The internal conversion implied by Casting character to numeric is apparently a poor subset of the SAS INPUT function, at least from a brief study. I can see Cast to convert a character value like (...) missing values.

Which could mean that CAST(), if extended outside (FEDSQL) proc sql to foundation/basic SAS, could be recoded to work better? (maybe nowadays it have not be done 'cause of PUT/INPUT presence?)

 

SAS formats for PUT and informats for INPUT also allow the designer of the format/informat how to handle Other values

My proposal wasn't meant to replace PUT/INPUT by CAST: it should give an alternative, to be used by less knoledged people (like me) which had few luck with company's training, or have given no time to be properly trained, or such: if SAS devs think it could help people (like me, and the many I'm reading in the forums/net) an helper function should be welcomed (it could also reduce the amount of questions about "why I'm getting an error when ...?" usually implying PUT/INPUT conversions).

 

Side story: from time to time, I've noted that the expert thinks "how things should be" (and they certainly can do, from their high knowledge) but sometimes it could be an option to "just give up (with high theories) and do what (all) the people expects things should be", that even if the experts are right, and all the rest of the people is wrong. Just to give an example: in one of the last OS updates, Apple changed the way "precise (virtual) keyboard input" was managed into iPhones/iPads, 'cause their experts developed an "intelligent feature" which "understood" where the user wanted to place the cursor, when editing a text. That's the theory. Facts are "a bomb exploded", 'cause the "intelligent feature" was placing cursors where they thought a user wanted them... which, many times, was not where the user really wanted, and there was also no more the previous (oh so useful!) "magnifying glass" to help them. I read a ton users whyning in the forums and, as far as I'm seeing, in the last OS update I got from Apple, kind of the old magnifying glass was back: that's pragmatism, IMHO.

PaigeMiller
Diamond | Level 26

I disagree with your point that the situation can be remedied by adding a new function like CAST(). The problem some people have is not that they don't know how to use INPUT or PUT, but that they don't even realize that they are using a numeric variable where only character variables should be used, or that they are using a character variable when they need a numeric variable. They don't realize they have the wrong data type. This is the problem. Adding a working CAST() function in SAS does not eliminate the above problem, people who don't realize they have the wrong data type will not know to use INPUT or PUT, and they will not know to use CAST() either.

LinusH
Tourmaline | Level 20

CAST is a supported function i PROC FedSQL.

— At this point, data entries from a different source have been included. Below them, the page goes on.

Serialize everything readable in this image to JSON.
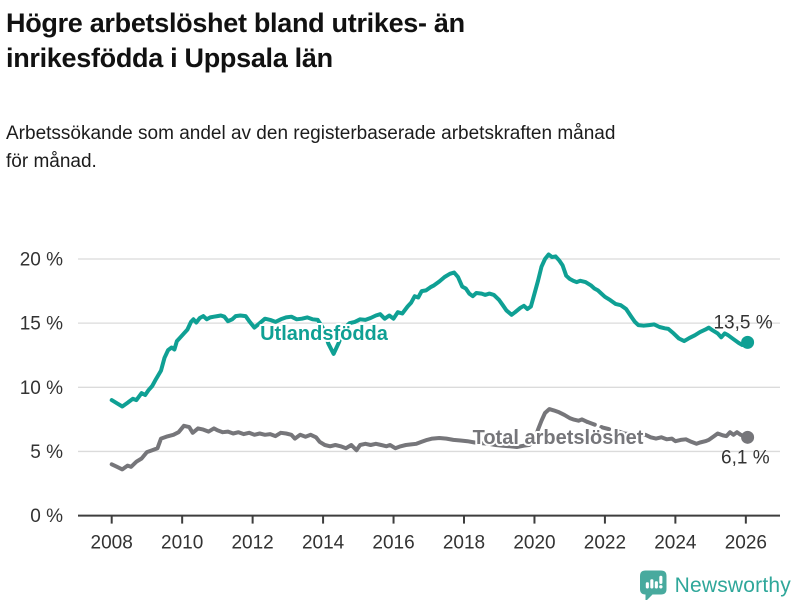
{
  "header": {
    "title_lines": [
      "Högre arbetslöshet bland utrikes- än",
      "inrikesfödda i Uppsala län"
    ],
    "subtitle_lines": [
      "Arbetssökande som andel av den registerbaserade arbetskraften månad",
      "för månad."
    ]
  },
  "footer": {
    "brand": "Newsworthy"
  },
  "colors": {
    "accent_teal": "#0fa094",
    "series_gray": "#76767a",
    "logo_teal": "#48aa9e",
    "wordmark_teal": "#2fa79a",
    "gridline": "#dbdbdb",
    "axis": "#3d3d3d",
    "text_dark": "#333333"
  },
  "chart_data": {
    "type": "line",
    "unit": "%",
    "grid": "horizontal",
    "x_axis": {
      "range": [
        2007.0,
        2027.0
      ],
      "ticks": [
        {
          "value": 2008,
          "label": "2008"
        },
        {
          "value": 2010,
          "label": "2010"
        },
        {
          "value": 2012,
          "label": "2012"
        },
        {
          "value": 2014,
          "label": "2014"
        },
        {
          "value": 2016,
          "label": "2016"
        },
        {
          "value": 2018,
          "label": "2018"
        },
        {
          "value": 2020,
          "label": "2020"
        },
        {
          "value": 2022,
          "label": "2022"
        },
        {
          "value": 2024,
          "label": "2024"
        },
        {
          "value": 2026,
          "label": "2026"
        }
      ]
    },
    "y_axis": {
      "range": [
        0,
        21
      ],
      "ticks": [
        {
          "value": 0,
          "label": "0 %"
        },
        {
          "value": 5,
          "label": "5 %"
        },
        {
          "value": 10,
          "label": "10 %"
        },
        {
          "value": 15,
          "label": "15 %"
        },
        {
          "value": 20,
          "label": "20 %"
        }
      ]
    },
    "series": [
      {
        "name": "Utlandsfödda",
        "color": "#0fa094",
        "end_label": "13,5 %",
        "end_value": 13.5,
        "points": [
          [
            2008.0,
            9.0
          ],
          [
            2008.15,
            8.75
          ],
          [
            2008.3,
            8.5
          ],
          [
            2008.45,
            8.8
          ],
          [
            2008.6,
            9.1
          ],
          [
            2008.7,
            9.0
          ],
          [
            2008.85,
            9.55
          ],
          [
            2008.95,
            9.4
          ],
          [
            2009.05,
            9.8
          ],
          [
            2009.15,
            10.1
          ],
          [
            2009.25,
            10.6
          ],
          [
            2009.4,
            11.3
          ],
          [
            2009.5,
            12.3
          ],
          [
            2009.6,
            12.9
          ],
          [
            2009.7,
            13.1
          ],
          [
            2009.78,
            12.95
          ],
          [
            2009.85,
            13.6
          ],
          [
            2009.95,
            13.9
          ],
          [
            2010.05,
            14.2
          ],
          [
            2010.15,
            14.5
          ],
          [
            2010.25,
            15.1
          ],
          [
            2010.32,
            15.3
          ],
          [
            2010.4,
            15.05
          ],
          [
            2010.5,
            15.4
          ],
          [
            2010.6,
            15.55
          ],
          [
            2010.7,
            15.3
          ],
          [
            2010.8,
            15.45
          ],
          [
            2010.9,
            15.5
          ],
          [
            2011.0,
            15.55
          ],
          [
            2011.1,
            15.6
          ],
          [
            2011.2,
            15.5
          ],
          [
            2011.3,
            15.15
          ],
          [
            2011.42,
            15.3
          ],
          [
            2011.52,
            15.55
          ],
          [
            2011.65,
            15.6
          ],
          [
            2011.8,
            15.55
          ],
          [
            2011.92,
            15.1
          ],
          [
            2012.05,
            14.65
          ],
          [
            2012.2,
            15.0
          ],
          [
            2012.35,
            15.35
          ],
          [
            2012.5,
            15.25
          ],
          [
            2012.65,
            15.1
          ],
          [
            2012.8,
            15.3
          ],
          [
            2012.95,
            15.45
          ],
          [
            2013.1,
            15.5
          ],
          [
            2013.25,
            15.3
          ],
          [
            2013.4,
            15.35
          ],
          [
            2013.55,
            15.45
          ],
          [
            2013.7,
            15.3
          ],
          [
            2013.85,
            15.25
          ],
          [
            2014.0,
            14.6
          ],
          [
            2014.15,
            13.4
          ],
          [
            2014.3,
            12.6
          ],
          [
            2014.45,
            13.5
          ],
          [
            2014.6,
            14.6
          ],
          [
            2014.75,
            15.0
          ],
          [
            2014.9,
            15.1
          ],
          [
            2015.05,
            15.3
          ],
          [
            2015.2,
            15.25
          ],
          [
            2015.35,
            15.4
          ],
          [
            2015.5,
            15.6
          ],
          [
            2015.62,
            15.7
          ],
          [
            2015.75,
            15.35
          ],
          [
            2015.88,
            15.6
          ],
          [
            2016.0,
            15.35
          ],
          [
            2016.12,
            15.85
          ],
          [
            2016.25,
            15.75
          ],
          [
            2016.4,
            16.3
          ],
          [
            2016.5,
            16.6
          ],
          [
            2016.6,
            17.1
          ],
          [
            2016.7,
            17.0
          ],
          [
            2016.8,
            17.5
          ],
          [
            2016.92,
            17.55
          ],
          [
            2017.05,
            17.8
          ],
          [
            2017.15,
            17.95
          ],
          [
            2017.3,
            18.25
          ],
          [
            2017.45,
            18.6
          ],
          [
            2017.6,
            18.85
          ],
          [
            2017.72,
            18.95
          ],
          [
            2017.83,
            18.6
          ],
          [
            2017.95,
            17.85
          ],
          [
            2018.05,
            17.7
          ],
          [
            2018.15,
            17.3
          ],
          [
            2018.25,
            17.1
          ],
          [
            2018.35,
            17.35
          ],
          [
            2018.5,
            17.3
          ],
          [
            2018.6,
            17.2
          ],
          [
            2018.72,
            17.3
          ],
          [
            2018.85,
            17.2
          ],
          [
            2019.0,
            16.8
          ],
          [
            2019.1,
            16.4
          ],
          [
            2019.2,
            16.0
          ],
          [
            2019.35,
            15.65
          ],
          [
            2019.45,
            15.85
          ],
          [
            2019.6,
            16.2
          ],
          [
            2019.7,
            16.35
          ],
          [
            2019.8,
            16.1
          ],
          [
            2019.9,
            16.3
          ],
          [
            2020.0,
            17.3
          ],
          [
            2020.1,
            18.3
          ],
          [
            2020.2,
            19.4
          ],
          [
            2020.3,
            20.0
          ],
          [
            2020.4,
            20.35
          ],
          [
            2020.5,
            20.15
          ],
          [
            2020.6,
            20.2
          ],
          [
            2020.7,
            19.9
          ],
          [
            2020.8,
            19.5
          ],
          [
            2020.9,
            18.7
          ],
          [
            2021.0,
            18.45
          ],
          [
            2021.1,
            18.3
          ],
          [
            2021.2,
            18.2
          ],
          [
            2021.3,
            18.3
          ],
          [
            2021.45,
            18.2
          ],
          [
            2021.6,
            17.95
          ],
          [
            2021.7,
            17.7
          ],
          [
            2021.8,
            17.55
          ],
          [
            2021.9,
            17.3
          ],
          [
            2022.0,
            17.05
          ],
          [
            2022.15,
            16.8
          ],
          [
            2022.3,
            16.5
          ],
          [
            2022.45,
            16.4
          ],
          [
            2022.6,
            16.1
          ],
          [
            2022.75,
            15.5
          ],
          [
            2022.85,
            15.1
          ],
          [
            2022.95,
            14.85
          ],
          [
            2023.1,
            14.8
          ],
          [
            2023.25,
            14.85
          ],
          [
            2023.4,
            14.9
          ],
          [
            2023.55,
            14.7
          ],
          [
            2023.7,
            14.6
          ],
          [
            2023.8,
            14.55
          ],
          [
            2023.95,
            14.2
          ],
          [
            2024.1,
            13.8
          ],
          [
            2024.25,
            13.6
          ],
          [
            2024.4,
            13.85
          ],
          [
            2024.55,
            14.05
          ],
          [
            2024.7,
            14.3
          ],
          [
            2024.85,
            14.5
          ],
          [
            2024.95,
            14.65
          ],
          [
            2025.05,
            14.45
          ],
          [
            2025.2,
            14.2
          ],
          [
            2025.3,
            13.9
          ],
          [
            2025.4,
            14.2
          ],
          [
            2025.5,
            14.05
          ],
          [
            2025.65,
            13.75
          ],
          [
            2025.8,
            13.45
          ],
          [
            2025.9,
            13.3
          ],
          [
            2026.05,
            13.5
          ]
        ]
      },
      {
        "name": "Total arbetslöshet",
        "color": "#76767a",
        "end_label": "6,1 %",
        "end_value": 6.1,
        "dashed_between": [
          2021.55,
          2022.48
        ],
        "points": [
          [
            2008.0,
            4.0
          ],
          [
            2008.15,
            3.8
          ],
          [
            2008.3,
            3.6
          ],
          [
            2008.45,
            3.9
          ],
          [
            2008.55,
            3.8
          ],
          [
            2008.7,
            4.2
          ],
          [
            2008.85,
            4.45
          ],
          [
            2009.0,
            4.95
          ],
          [
            2009.15,
            5.1
          ],
          [
            2009.3,
            5.25
          ],
          [
            2009.4,
            6.0
          ],
          [
            2009.55,
            6.15
          ],
          [
            2009.75,
            6.3
          ],
          [
            2009.9,
            6.5
          ],
          [
            2010.05,
            7.0
          ],
          [
            2010.2,
            6.9
          ],
          [
            2010.3,
            6.45
          ],
          [
            2010.45,
            6.8
          ],
          [
            2010.6,
            6.7
          ],
          [
            2010.75,
            6.55
          ],
          [
            2010.9,
            6.8
          ],
          [
            2011.0,
            6.65
          ],
          [
            2011.15,
            6.5
          ],
          [
            2011.3,
            6.55
          ],
          [
            2011.45,
            6.4
          ],
          [
            2011.6,
            6.5
          ],
          [
            2011.75,
            6.35
          ],
          [
            2011.9,
            6.45
          ],
          [
            2012.05,
            6.3
          ],
          [
            2012.2,
            6.4
          ],
          [
            2012.35,
            6.3
          ],
          [
            2012.5,
            6.35
          ],
          [
            2012.65,
            6.2
          ],
          [
            2012.8,
            6.45
          ],
          [
            2012.95,
            6.4
          ],
          [
            2013.1,
            6.3
          ],
          [
            2013.2,
            6.0
          ],
          [
            2013.35,
            6.3
          ],
          [
            2013.5,
            6.15
          ],
          [
            2013.65,
            6.3
          ],
          [
            2013.8,
            6.1
          ],
          [
            2013.9,
            5.75
          ],
          [
            2014.05,
            5.5
          ],
          [
            2014.2,
            5.4
          ],
          [
            2014.35,
            5.5
          ],
          [
            2014.5,
            5.4
          ],
          [
            2014.65,
            5.25
          ],
          [
            2014.8,
            5.5
          ],
          [
            2014.95,
            5.1
          ],
          [
            2015.05,
            5.5
          ],
          [
            2015.2,
            5.6
          ],
          [
            2015.35,
            5.5
          ],
          [
            2015.5,
            5.6
          ],
          [
            2015.65,
            5.5
          ],
          [
            2015.8,
            5.4
          ],
          [
            2015.9,
            5.5
          ],
          [
            2016.05,
            5.25
          ],
          [
            2016.2,
            5.4
          ],
          [
            2016.35,
            5.5
          ],
          [
            2016.5,
            5.55
          ],
          [
            2016.65,
            5.6
          ],
          [
            2016.8,
            5.75
          ],
          [
            2016.95,
            5.9
          ],
          [
            2017.1,
            6.0
          ],
          [
            2017.3,
            6.05
          ],
          [
            2017.5,
            6.0
          ],
          [
            2017.7,
            5.9
          ],
          [
            2017.9,
            5.85
          ],
          [
            2018.1,
            5.8
          ],
          [
            2018.3,
            5.7
          ],
          [
            2018.5,
            5.65
          ],
          [
            2018.7,
            5.6
          ],
          [
            2018.9,
            5.5
          ],
          [
            2019.1,
            5.45
          ],
          [
            2019.3,
            5.4
          ],
          [
            2019.5,
            5.35
          ],
          [
            2019.7,
            5.45
          ],
          [
            2019.85,
            5.5
          ],
          [
            2020.0,
            5.9
          ],
          [
            2020.1,
            6.7
          ],
          [
            2020.2,
            7.4
          ],
          [
            2020.3,
            8.0
          ],
          [
            2020.42,
            8.3
          ],
          [
            2020.55,
            8.2
          ],
          [
            2020.7,
            8.05
          ],
          [
            2020.85,
            7.85
          ],
          [
            2021.0,
            7.6
          ],
          [
            2021.1,
            7.5
          ],
          [
            2021.25,
            7.4
          ],
          [
            2021.35,
            7.5
          ],
          [
            2021.5,
            7.3
          ],
          [
            2021.65,
            7.15
          ],
          [
            2021.8,
            7.0
          ],
          [
            2021.95,
            6.85
          ],
          [
            2022.1,
            6.75
          ],
          [
            2022.25,
            6.65
          ],
          [
            2022.4,
            6.55
          ],
          [
            2022.55,
            6.4
          ],
          [
            2022.7,
            6.35
          ],
          [
            2022.85,
            6.3
          ],
          [
            2023.0,
            6.25
          ],
          [
            2023.15,
            6.3
          ],
          [
            2023.3,
            6.1
          ],
          [
            2023.45,
            6.0
          ],
          [
            2023.6,
            6.1
          ],
          [
            2023.75,
            5.95
          ],
          [
            2023.9,
            6.0
          ],
          [
            2024.0,
            5.8
          ],
          [
            2024.15,
            5.9
          ],
          [
            2024.3,
            5.95
          ],
          [
            2024.45,
            5.75
          ],
          [
            2024.6,
            5.6
          ],
          [
            2024.7,
            5.7
          ],
          [
            2024.85,
            5.8
          ],
          [
            2024.95,
            5.9
          ],
          [
            2025.1,
            6.2
          ],
          [
            2025.2,
            6.4
          ],
          [
            2025.35,
            6.25
          ],
          [
            2025.45,
            6.2
          ],
          [
            2025.55,
            6.5
          ],
          [
            2025.65,
            6.3
          ],
          [
            2025.75,
            6.5
          ],
          [
            2025.85,
            6.3
          ],
          [
            2025.95,
            6.2
          ],
          [
            2026.05,
            6.1
          ]
        ]
      }
    ]
  }
}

So it would make sense to make it available at least in PROC SQL for conformity, even if it doesn't add more functionality compared to PUT/INPUT functions.

Quentin
Super User

I understand that someone coming from SQL background would expect there to be a CAST function.  But I think it's fine for there to be a CAST function in  PROC FEDSQL without there being one in PROC SQL.  We know that PROC FEDSQL and PROC SQL are different languages.  I would expect PROC SQL is essentially 'functionally stable.' If CAST were added to PROC SQL, as a convenience, they would probably need to add it to DATA step as well.  Given that there are likely limited resources for coding enhancements to BASE SAS (i.e. DATA step language and PROC SQL language), I don't think the benefit of having a CAST function as a convenience would outweigh the opportunity costs.